ARTICLE 814. In case of any insertion, cancellation, erasure, or alteration in a holding in a holographic will, the testator must authenticate the same by his full signature.

 

Amendments may be done in a holographic will by cancellation, addition, erasure or alteration, provided they are authenticated by the full signature of the testator himself.

The date is not required because it is presumed that the alteration to the will was made at the time or date of its execution.

Any cancellation, addition, erasure or alteration in a holographic will is precisely executed in consideration of secrecy.

 

Effect of lack of authenticating signature: Any cancellation, erasure, or alteration must be authenticated by the testator.

Failure to do so would result in the nullity of the cancellation, addition, erasure of alteration as if it was not written at all.

The will would stand as it were prior to the cancellation, addition, erasure or alteration.

NOTE:

Full signature does not necessarily mean the testator’s full name; it rather means his usual and customary signature.

 

XI.    SPECAIL RULES FOR HANDICAPPED TESTATORS.

 

Art. 807. If the testator be deaf, or a deaf-mute, he must personally read the will, if able to do so; otherwise, he shall designate two persons to read it and communicate to him, in some practicable manner, the contents thereof. (n)

 

Art. 808. If the testator is blind, the will shall be read to him twice; once, by one of the subscribing witnesses, and again, by the notary public before whom the will is acknowledged. (n)

 

These two articles lay down special requirements for handicapped testators.
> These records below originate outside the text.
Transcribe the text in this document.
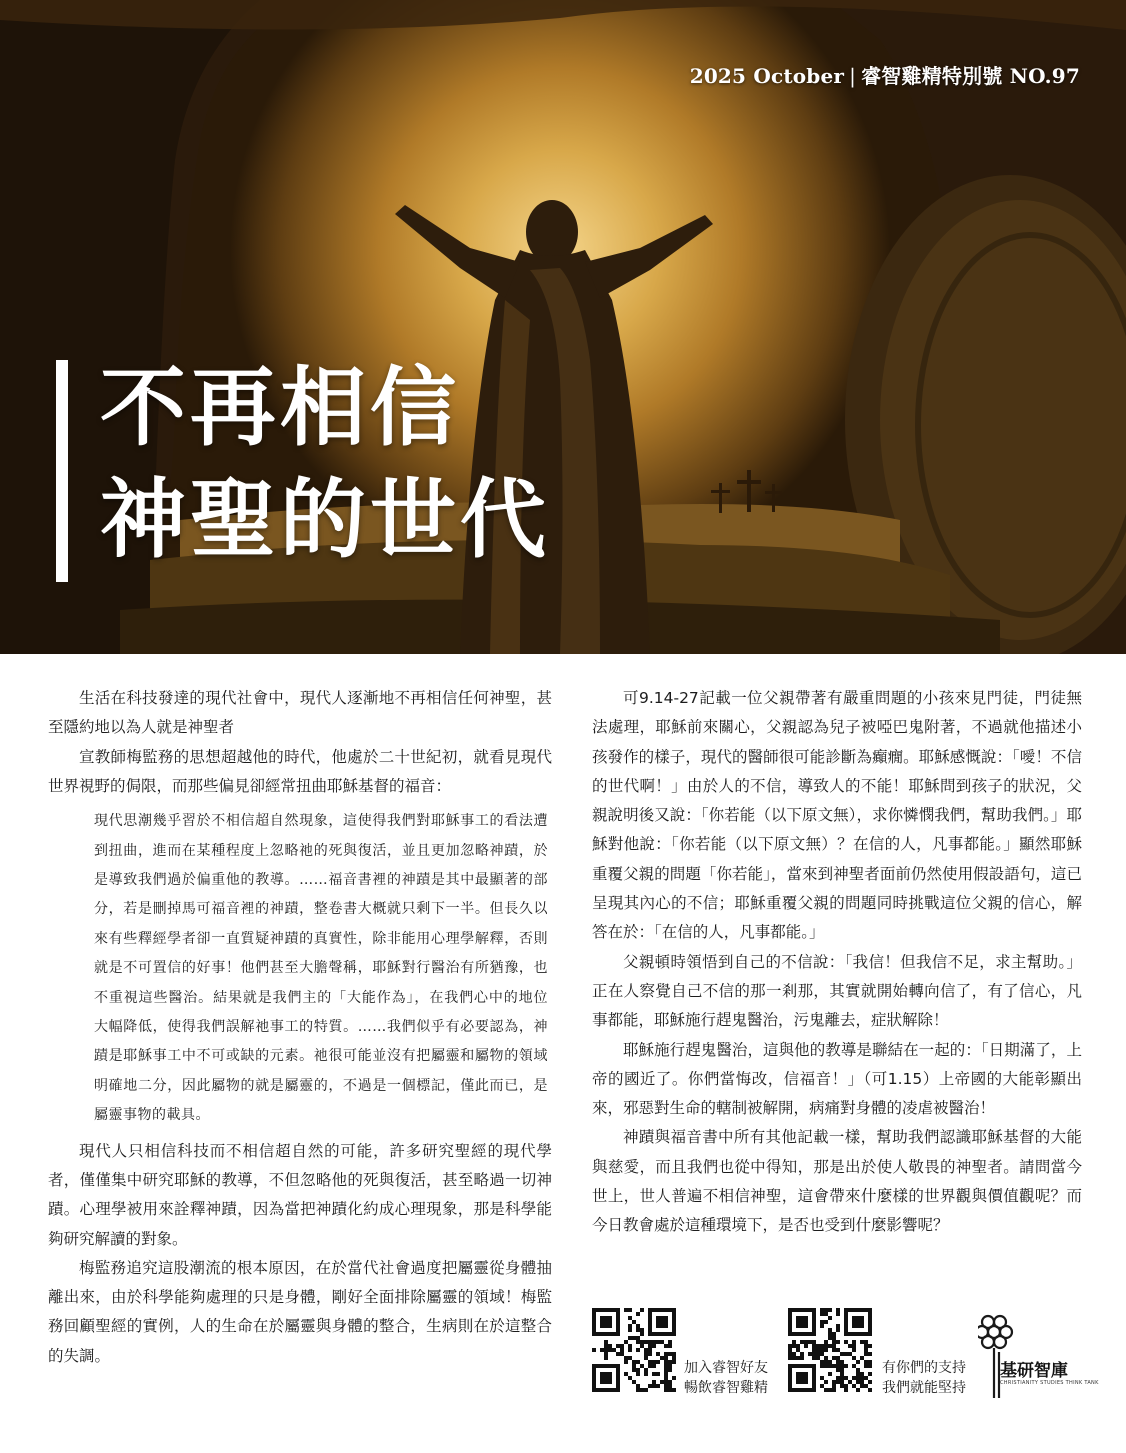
2025 October | 睿智雞精特別號 NO.97
不再相信
神聖的世代

生活在科技發達的現代社會中，現代人逐漸地不再相信任何神聖，甚至隱約地以為人就是神聖者

宣教師梅監務的思想超越他的時代，他處於二十世紀初，就看見現代世界視野的侷限，而那些偏見卻經常扭曲耶穌基督的福音：

現代思潮幾乎習於不相信超自然現象，這使得我們對耶穌事工的看法遭到扭曲，進而在某種程度上忽略祂的死與復活，並且更加忽略神蹟，於是導致我們過於偏重他的教導。……福音書裡的神蹟是其中最顯著的部分，若是刪掉馬可福音裡的神蹟，整卷書大概就只剩下一半。但長久以來有些釋經學者卻一直質疑神蹟的真實性，除非能用心理學解釋，否則就是不可置信的好事！他們甚至大膽聲稱，耶穌對行醫治有所猶豫，也不重視這些醫治。結果就是我們主的「大能作為」，在我們心中的地位大幅降低，使得我們誤解祂事工的特質。……我們似乎有必要認為，神蹟是耶穌事工中不可或缺的元素。祂很可能並沒有把屬靈和屬物的領域明確地二分，因此屬物的就是屬靈的，不過是一個標記，僅此而已，是屬靈事物的載具。

現代人只相信科技而不相信超自然的可能，許多研究聖經的現代學者，僅僅集中研究耶穌的教導，不但忽略他的死與復活，甚至略過一切神蹟。心理學被用來詮釋神蹟，因為當把神蹟化約成心理現象，那是科學能夠研究解讀的對象。

梅監務追究這股潮流的根本原因，在於當代社會過度把屬靈從身體抽離出來，由於科學能夠處理的只是身體，剛好全面排除屬靈的領域！梅監務回顧聖經的實例，人的生命在於屬靈與身體的整合，生病則在於這整合的失調。

可9.14-27記載一位父親帶著有嚴重問題的小孩來見門徒，門徒無法處理，耶穌前來關心，父親認為兒子被啞巴鬼附著，不過就他描述小孩發作的樣子，現代的醫師很可能診斷為癲癇。耶穌感慨說：「噯！不信的世代啊！」由於人的不信，導致人的不能！耶穌問到孩子的狀況，父親說明後又說：「你若能（以下原文無），求你憐憫我們，幫助我們。」耶穌對他說：「你若能（以下原文無）？在信的人，凡事都能。」顯然耶穌重覆父親的問題「你若能」，當來到神聖者面前仍然使用假設語句，這已呈現其內心的不信；耶穌重覆父親的問題同時挑戰這位父親的信心，解答在於：「在信的人，凡事都能。」

父親頓時領悟到自己的不信說：「我信！但我信不足，求主幫助。」正在人察覺自己不信的那一剎那，其實就開始轉向信了，有了信心，凡事都能，耶穌施行趕鬼醫治，污鬼離去，症狀解除！

耶穌施行趕鬼醫治，這與他的教導是聯結在一起的：「日期滿了，上帝的國近了。你們當悔改，信福音！」（可1.15）上帝國的大能彰顯出來，邪惡對生命的轄制被解開，病痛對身體的凌虐被醫治！

神蹟與福音書中所有其他記載一樣，幫助我們認識耶穌基督的大能與慈愛，而且我們也從中得知，那是出於使人敬畏的神聖者。請問當今世上，世人普遍不相信神聖，這會帶來什麼樣的世界觀與價值觀呢？而今日教會處於這種環境下，是否也受到什麼影響呢？

加入睿智好友
暢飲睿智雞精
有你們的支持
我們就能堅持
基研智庫
CHRISTIANITY STUDIES THINK TANK
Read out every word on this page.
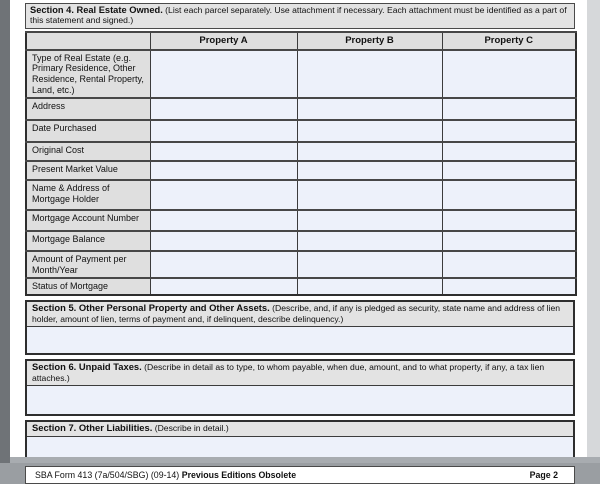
Section 4. Real Estate Owned. (List each parcel separately. Use attachment if necessary. Each attachment must be identified as a part of this statement and signed.)
	Property A	Property B	Property C
Type of Real Estate (e.g. Primary Residence, Other Residence, Rental Property, Land, etc.)			
Address			
Date Purchased			
Original Cost			
Present Market Value			
Name & Address of Mortgage Holder			
Mortgage Account Number			
Mortgage Balance			
Amount of Payment per Month/Year			
Status of Mortgage			
Section 5. Other Personal Property and Other Assets. (Describe, and, if any is pledged as security, state name and address of lien holder, amount of lien, terms of payment and, if delinquent, describe delinquency.)
Section 6. Unpaid Taxes. (Describe in detail as to type, to whom payable, when due, amount, and to what property, if any, a tax lien attaches.)
Section 7. Other Liabilities. (Describe in detail.)
SBA Form 413 (7a/504/SBG) (09-14) Previous Editions Obsolete	Page 2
A. For deaf/deaf-mute testator:

1. If able to read – he must read the will personally

2. If unable to read – he must designate two persons to read the will and communicate to him, in some practicable manner its contents.

B. For blind testator:

Will to be read to him twice, once by one of the subscribing witnesses, and another time by the notary.

 

Failure to comply with these rules would result in nullity and denial of probate.